By Mohammad Ghazal

AMMAN – As climate change is projected to increase temperatures in Jordan during the 21st century, the Kingdom is expected to witness increased incidence of fires and a “significant” rise in drought conditions, according to a report released on Monday.

Issued by the Royal Society for the Conservation of Nature (RSCN), the report titled, “Climate Change Effects on Jordan’s Vegetation Cover, Fire Risk and Runoff Changes”, predicts that temperatures will increase from 0.5 to 3°C in winter and 1 to 4.5°C in summer by the end of the century.

It also indicated that there will be little or no change in annual precipitation in the Kingdom during this century.

“We should be ready to deal with these challenges imposed by climate change, which is a reality. If we have plans in place, we will be able to curb and avoid negative impacts of climate change on Jordan,” RSCN Director General Yehya Khalid said during yesterday’s launch.

Current assessments suggest that savannas and desert regions are the least vulnerable of all terrestrial ecosystems to projected climate changes during the 21st century, according to the report, which indicated that the major problem for biodiversity and conservation in Jordan will be increased drought.

It added that there will be a decrease in woody vegetation in the east and south of Jordan and an expected decline in herbaceous vegetation in the northwestern regions of the country, which has implications for grazing.

“People in some parts of Jordan live from breeding animals and their livelihoods will be affected; therefore, it is important to start looking for solutions,” Khalid said.

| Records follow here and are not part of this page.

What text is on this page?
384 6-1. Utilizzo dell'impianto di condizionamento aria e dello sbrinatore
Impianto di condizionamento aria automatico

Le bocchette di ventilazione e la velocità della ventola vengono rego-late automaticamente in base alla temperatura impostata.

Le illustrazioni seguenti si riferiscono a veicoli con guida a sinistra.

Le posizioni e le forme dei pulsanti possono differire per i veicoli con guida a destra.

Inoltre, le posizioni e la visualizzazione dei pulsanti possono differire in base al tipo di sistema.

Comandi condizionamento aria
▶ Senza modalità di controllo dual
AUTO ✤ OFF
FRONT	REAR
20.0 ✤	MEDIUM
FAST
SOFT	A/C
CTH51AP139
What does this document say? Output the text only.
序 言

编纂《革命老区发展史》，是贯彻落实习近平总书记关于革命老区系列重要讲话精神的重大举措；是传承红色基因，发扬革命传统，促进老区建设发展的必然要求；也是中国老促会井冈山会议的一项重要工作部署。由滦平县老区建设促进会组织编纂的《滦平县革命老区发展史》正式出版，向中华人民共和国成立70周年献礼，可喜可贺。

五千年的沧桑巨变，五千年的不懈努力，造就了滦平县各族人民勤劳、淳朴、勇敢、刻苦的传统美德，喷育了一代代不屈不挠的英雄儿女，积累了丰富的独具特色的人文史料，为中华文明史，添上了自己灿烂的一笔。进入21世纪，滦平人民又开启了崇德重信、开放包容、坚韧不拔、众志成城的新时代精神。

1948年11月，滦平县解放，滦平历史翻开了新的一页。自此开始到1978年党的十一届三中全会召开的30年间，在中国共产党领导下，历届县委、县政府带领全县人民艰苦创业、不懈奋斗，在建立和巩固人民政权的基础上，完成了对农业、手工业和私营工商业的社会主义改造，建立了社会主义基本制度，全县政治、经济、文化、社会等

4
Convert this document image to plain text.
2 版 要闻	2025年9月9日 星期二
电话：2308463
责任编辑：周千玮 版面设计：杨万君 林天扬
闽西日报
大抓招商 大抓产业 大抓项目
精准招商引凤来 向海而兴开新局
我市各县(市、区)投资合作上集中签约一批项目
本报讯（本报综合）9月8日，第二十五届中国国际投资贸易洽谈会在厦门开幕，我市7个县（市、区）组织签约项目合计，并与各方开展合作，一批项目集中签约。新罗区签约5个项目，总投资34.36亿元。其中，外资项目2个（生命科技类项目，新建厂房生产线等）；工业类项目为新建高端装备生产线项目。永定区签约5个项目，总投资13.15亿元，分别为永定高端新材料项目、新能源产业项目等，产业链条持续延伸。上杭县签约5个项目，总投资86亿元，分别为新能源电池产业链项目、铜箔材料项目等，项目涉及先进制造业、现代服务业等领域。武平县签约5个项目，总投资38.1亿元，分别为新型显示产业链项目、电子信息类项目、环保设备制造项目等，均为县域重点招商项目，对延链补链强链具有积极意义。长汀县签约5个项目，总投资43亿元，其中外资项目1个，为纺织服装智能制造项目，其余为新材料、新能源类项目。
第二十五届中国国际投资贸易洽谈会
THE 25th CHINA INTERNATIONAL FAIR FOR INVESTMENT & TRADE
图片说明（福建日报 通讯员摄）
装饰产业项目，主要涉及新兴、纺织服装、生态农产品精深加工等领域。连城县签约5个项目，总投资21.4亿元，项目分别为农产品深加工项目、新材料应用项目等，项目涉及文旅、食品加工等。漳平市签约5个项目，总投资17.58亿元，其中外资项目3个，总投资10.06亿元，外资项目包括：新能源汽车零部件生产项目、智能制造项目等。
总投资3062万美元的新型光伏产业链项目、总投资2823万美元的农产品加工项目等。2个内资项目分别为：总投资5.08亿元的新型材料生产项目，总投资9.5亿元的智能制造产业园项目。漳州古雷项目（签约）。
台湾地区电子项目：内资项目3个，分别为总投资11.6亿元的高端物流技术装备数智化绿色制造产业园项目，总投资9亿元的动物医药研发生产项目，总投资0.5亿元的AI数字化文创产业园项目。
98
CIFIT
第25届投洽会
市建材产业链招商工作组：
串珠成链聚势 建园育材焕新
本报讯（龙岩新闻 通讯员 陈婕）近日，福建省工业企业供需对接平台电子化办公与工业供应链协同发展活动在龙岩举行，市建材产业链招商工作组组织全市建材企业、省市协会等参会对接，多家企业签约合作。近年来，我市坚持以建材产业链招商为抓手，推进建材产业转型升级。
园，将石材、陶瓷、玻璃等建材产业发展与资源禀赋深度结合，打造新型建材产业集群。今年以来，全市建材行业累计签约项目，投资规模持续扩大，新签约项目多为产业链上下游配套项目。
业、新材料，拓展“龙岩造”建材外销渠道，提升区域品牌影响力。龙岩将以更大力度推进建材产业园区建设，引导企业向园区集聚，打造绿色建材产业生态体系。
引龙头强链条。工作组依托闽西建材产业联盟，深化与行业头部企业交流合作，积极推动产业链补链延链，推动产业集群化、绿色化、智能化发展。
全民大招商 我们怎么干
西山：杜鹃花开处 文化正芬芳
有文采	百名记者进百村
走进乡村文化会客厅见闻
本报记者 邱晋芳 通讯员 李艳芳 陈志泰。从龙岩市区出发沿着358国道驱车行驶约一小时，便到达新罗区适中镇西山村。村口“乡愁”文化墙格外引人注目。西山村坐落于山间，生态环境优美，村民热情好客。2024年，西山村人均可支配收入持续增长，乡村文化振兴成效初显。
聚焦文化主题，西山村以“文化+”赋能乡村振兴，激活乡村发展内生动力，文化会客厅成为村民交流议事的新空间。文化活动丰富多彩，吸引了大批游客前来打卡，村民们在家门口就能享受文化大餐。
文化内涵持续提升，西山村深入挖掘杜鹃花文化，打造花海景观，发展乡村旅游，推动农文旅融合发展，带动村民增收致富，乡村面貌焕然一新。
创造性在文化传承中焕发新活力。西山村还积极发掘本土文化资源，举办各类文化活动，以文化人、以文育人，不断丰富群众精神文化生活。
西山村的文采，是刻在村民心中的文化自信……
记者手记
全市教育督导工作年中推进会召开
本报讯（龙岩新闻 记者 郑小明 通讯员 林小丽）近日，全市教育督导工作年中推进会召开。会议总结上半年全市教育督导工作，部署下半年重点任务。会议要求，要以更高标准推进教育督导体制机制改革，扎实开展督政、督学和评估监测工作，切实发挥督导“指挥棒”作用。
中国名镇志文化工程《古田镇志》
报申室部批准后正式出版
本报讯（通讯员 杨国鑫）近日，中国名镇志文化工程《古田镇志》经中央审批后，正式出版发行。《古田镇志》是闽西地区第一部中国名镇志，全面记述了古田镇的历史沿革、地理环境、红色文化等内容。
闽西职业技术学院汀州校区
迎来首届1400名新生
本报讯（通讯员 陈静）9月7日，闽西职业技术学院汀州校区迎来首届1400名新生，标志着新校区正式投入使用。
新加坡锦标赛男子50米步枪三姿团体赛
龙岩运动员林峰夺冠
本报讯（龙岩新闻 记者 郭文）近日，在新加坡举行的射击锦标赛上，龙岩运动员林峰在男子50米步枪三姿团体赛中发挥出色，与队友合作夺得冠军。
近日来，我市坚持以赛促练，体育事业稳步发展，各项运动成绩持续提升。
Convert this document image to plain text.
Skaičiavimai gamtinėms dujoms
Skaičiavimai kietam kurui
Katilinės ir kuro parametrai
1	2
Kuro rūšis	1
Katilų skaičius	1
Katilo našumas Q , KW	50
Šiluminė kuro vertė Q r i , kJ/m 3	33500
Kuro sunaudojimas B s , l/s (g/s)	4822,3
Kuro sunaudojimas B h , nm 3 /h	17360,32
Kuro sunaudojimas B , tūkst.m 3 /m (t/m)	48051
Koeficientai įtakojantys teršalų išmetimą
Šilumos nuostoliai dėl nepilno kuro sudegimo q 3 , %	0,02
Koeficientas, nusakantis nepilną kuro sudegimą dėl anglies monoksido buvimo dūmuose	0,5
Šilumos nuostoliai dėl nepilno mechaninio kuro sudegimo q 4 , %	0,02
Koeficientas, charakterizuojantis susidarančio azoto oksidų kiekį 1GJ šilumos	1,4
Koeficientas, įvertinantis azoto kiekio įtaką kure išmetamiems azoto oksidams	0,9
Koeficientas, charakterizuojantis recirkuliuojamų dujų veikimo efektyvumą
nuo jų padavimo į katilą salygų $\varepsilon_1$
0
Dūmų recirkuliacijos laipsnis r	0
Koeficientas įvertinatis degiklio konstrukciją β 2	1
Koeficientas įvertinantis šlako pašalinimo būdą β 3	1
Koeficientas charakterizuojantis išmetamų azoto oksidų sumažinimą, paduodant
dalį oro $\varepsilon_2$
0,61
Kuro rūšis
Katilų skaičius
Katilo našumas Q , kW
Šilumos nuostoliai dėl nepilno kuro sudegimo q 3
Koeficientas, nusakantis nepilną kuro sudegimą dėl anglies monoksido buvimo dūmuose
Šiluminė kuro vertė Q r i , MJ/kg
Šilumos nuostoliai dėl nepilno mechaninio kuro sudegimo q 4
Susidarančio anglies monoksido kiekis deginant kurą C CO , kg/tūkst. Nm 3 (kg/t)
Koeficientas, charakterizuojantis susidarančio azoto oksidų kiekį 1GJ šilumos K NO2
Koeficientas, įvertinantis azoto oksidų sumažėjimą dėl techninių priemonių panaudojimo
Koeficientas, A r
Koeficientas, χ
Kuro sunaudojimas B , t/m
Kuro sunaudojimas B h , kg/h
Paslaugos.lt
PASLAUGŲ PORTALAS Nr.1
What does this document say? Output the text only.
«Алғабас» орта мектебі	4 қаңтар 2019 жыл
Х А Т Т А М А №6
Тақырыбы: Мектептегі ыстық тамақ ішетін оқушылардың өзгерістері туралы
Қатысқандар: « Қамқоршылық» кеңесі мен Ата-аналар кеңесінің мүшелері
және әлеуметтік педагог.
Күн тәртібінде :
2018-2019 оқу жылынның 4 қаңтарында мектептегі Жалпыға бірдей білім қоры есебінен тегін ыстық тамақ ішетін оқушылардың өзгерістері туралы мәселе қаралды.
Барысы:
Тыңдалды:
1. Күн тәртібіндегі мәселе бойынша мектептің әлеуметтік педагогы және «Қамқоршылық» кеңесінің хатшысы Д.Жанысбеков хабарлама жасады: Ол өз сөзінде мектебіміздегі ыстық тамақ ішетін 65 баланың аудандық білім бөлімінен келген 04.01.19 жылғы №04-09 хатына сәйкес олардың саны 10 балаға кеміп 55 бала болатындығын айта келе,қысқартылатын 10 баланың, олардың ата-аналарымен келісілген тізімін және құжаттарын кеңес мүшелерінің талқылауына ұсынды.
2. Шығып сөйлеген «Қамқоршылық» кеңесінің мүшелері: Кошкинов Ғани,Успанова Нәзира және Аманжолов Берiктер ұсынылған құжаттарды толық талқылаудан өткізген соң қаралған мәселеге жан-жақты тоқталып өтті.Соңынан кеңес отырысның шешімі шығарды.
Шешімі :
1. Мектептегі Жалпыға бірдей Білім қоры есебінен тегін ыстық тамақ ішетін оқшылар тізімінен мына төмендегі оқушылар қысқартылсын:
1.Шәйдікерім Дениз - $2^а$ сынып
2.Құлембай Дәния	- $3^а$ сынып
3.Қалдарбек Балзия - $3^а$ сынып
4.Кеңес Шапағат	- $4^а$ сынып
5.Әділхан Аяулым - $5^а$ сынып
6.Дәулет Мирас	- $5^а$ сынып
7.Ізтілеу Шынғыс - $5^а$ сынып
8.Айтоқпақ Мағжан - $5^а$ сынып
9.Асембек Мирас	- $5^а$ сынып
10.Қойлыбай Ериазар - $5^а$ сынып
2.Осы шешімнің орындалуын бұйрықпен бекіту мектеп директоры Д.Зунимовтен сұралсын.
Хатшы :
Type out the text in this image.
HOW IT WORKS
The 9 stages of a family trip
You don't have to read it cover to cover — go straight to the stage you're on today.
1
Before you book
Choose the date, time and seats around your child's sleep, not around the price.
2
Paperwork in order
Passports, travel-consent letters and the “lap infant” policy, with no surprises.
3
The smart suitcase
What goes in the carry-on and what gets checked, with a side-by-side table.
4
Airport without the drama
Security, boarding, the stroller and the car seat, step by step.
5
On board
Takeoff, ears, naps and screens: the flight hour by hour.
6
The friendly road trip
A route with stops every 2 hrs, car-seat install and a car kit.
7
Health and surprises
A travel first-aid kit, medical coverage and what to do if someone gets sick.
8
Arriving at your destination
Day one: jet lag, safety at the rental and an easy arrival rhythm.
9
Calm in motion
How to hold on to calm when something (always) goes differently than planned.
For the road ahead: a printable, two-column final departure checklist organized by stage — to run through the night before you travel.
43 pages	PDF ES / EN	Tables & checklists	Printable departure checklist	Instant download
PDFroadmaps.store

During the launch, World Bank representative Tracy Hart highlighted the importance of the report and stressed the need for it to be followed by concrete measures to address the situation, adding that all stakeholders in different sectors should be involved in the issue.

Ministry of Environment Secretary General Fares Jneidi, who also attended the event, said Arab states are the most affected by climate change, especially in light of limited water resources.

Stressing that Jordan has taken several measures to address climate change, he called on developed countries to support developing states address the issue.